日本ボクシング界の旧態依然とした運営を散々ディスってきたものの、もちろんこの古き慣習にもいい部分は間違いなくあるはずである。

ジム同士の縦横の連携が取りやすく、レベルに合った対戦相手をスムーズに見つけられる。力のあるジムと蜜月関係を築いておけば、自分のジムの選手を興行にねじ込みやすい。そういうメリットは少なからずあるのではないかと思う。

ただ、それはあくまで日本国内での話だ。
最も困るのが、日本に収まりきらない器を持った選手が出てきたときだ。今回の内山高志などその典型的な例だろう。

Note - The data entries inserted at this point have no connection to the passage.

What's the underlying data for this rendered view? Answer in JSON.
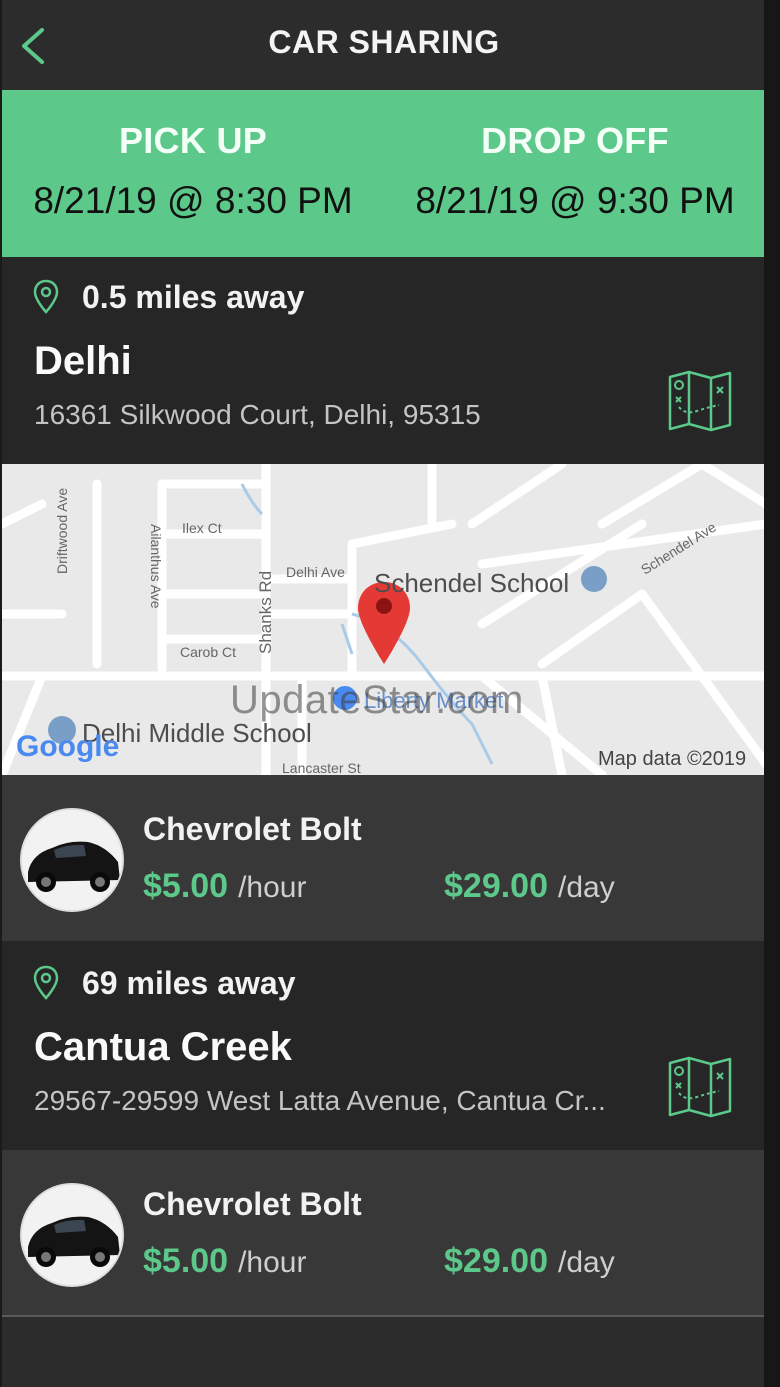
{
  "header": {
    "title": "CAR SHARING"
  },
  "booking": {
    "pickup_label": "PICK UP",
    "pickup_time": "8/21/19 @ 8:30 PM",
    "dropoff_label": "DROP OFF",
    "dropoff_time": "8/21/19 @ 9:30 PM"
  },
  "locations": [
    {
      "distance": "0.5 miles away",
      "city": "Delhi",
      "address": "16361 Silkwood Court, Delhi, 95315"
    },
    {
      "distance": "69 miles away",
      "city": "Cantua Creek",
      "address": "29567-29599 West Latta Avenue, Cantua Cr..."
    }
  ],
  "map": {
    "labels": [
      "Driftwood Ave",
      "Ailanthus Ave",
      "Ilex Ct",
      "Shanks Rd",
      "Delhi Ave",
      "Carob Ct",
      "Schendel Ave",
      "Lancaster St"
    ],
    "school": "Schendel School",
    "middle_school": "Delhi Middle School",
    "market": "Liberty Market",
    "logo": "Google",
    "copyright": "Map data ©2019"
  },
  "cars": [
    {
      "name": "Chevrolet Bolt",
      "hour_price": "$5.00",
      "hour_unit": "/hour",
      "day_price": "$29.00",
      "day_unit": "/day"
    },
    {
      "name": "Chevrolet Bolt",
      "hour_price": "$5.00",
      "hour_unit": "/hour",
      "day_price": "$29.00",
      "day_unit": "/day"
    }
  ],
  "watermark": "UpdateStar.com",
  "colors": {
    "accent": "#5cc98b",
    "background": "#2c2c2c",
    "section": "#262626",
    "car_row": "#383838"
  }
}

「WBAにキレてるボクシングファンは内山が米国進出で成り上がるところを見たいんじゃないの?」

いくら選手が「海外の強い相手と試合がしたい」と訴えても、これまで狭い範囲での縦横のつながりだけでマッチメークをこなしてきた島国マネージャーや島国会長である。突然海外の有名選手と試合を組もうとしてもできるわけがない。
日本に来てくれるレベルの選手であれば何とかなっても、わざわざ日本に来るメリットがないレベルの選手との交渉となると途端にお手上げなのだろう。

たとえば2015年11月に行われたミゲール・コットvsサウル・アルバレス戦のファイトマネーはコットが約37億円、アルバレスが約12億円だったという。

「“カネロ”・アルバレス、コットに大差判定勝ち!! 最高峰の技術戦に完勝し、王座獲得!!」

こんなケタ違いの興行に三浦隆司をねじ込んだ帝拳ジムの手腕は冗談抜きですごいと思う。普通ならこれだけの興行を動かす敏腕プロモーターやマネージャー相手にどこぞの島国のおっさんが交渉を持ちかけても、軽くあしらわれて終わりである。
まあ、帝拳ジムは代表自らがWOWOWエキサイトマッチに出演して「世界のボクシングが~」とやっている手前、選手の海外挑戦を引き止めている場合じゃないのだろうが。

「三浦vsバルガス壮絶決着!! 最強挑戦者フランシスコ・バルガスに三浦隆司がTKOで敗れて王座陥落!!」

とにかく世界的にトップレベルの実力を持った選手がピークの時期に最高の相手と試合が組めず、国内に幽閉されるという状況は日本のボクシング界の大きな課題だ。
その原因は、突き詰めていくとこの旧態依然としたジム制度にあるといえるのかもしれない。

もしかしたら亀田が日本のボクシング界が変わるきっかけを作ってくれるかも?

長々と書いてきたが、あれこれ考えていくと今回の亀田兄弟による訴訟はかなりおもしろいと思わないだろうか。

争点としては、

・JBCによる亀田兄弟追放は妥当だったのか
・亀田プロモーションが手にするはずだった6億6000万円という金額は妥当なのか
・国内復帰に向けた亀田兄弟の努力を拒否したことは罪に当たるのか
・各理事への請求額6000万円は一律が妥当なのか。それぞれの責任の重さに差はあるのか

といったところだろうか。
僕は法律の専門家ではないので詳しくはわからないのだが。

「亀田興毅、河野に判定負け!! ダウンも奪われ完敗、試合後に引退を表明する」

ただ仮に亀田側が勝訴すれば、多額の賠償金を抱えた理事たちが総辞職という事態も可能性としてはゼロではない。過去のしがらみに縛られた旧体制を強制的に刷新できるのである。
そして、それがきっかけとなって日本のジム制度の慣習が根底からひっくり返ることすら絶対にないとはいえないのではないだろうか。

もちろんいきなり全部が変わることはないだろうが、今回の裁判の行方いかんでは日本のボクシング界の風通しがよくなるきっかけがもたらされることも十分考えられる。

しかもそれが日本国民から嫌われ、JBC自らが追放した亀田兄弟によってなされるのだ。個人的にはちょっと爽快な気持ちになってしまう。支持するしないではなく、普通に今後の動向が楽しみである。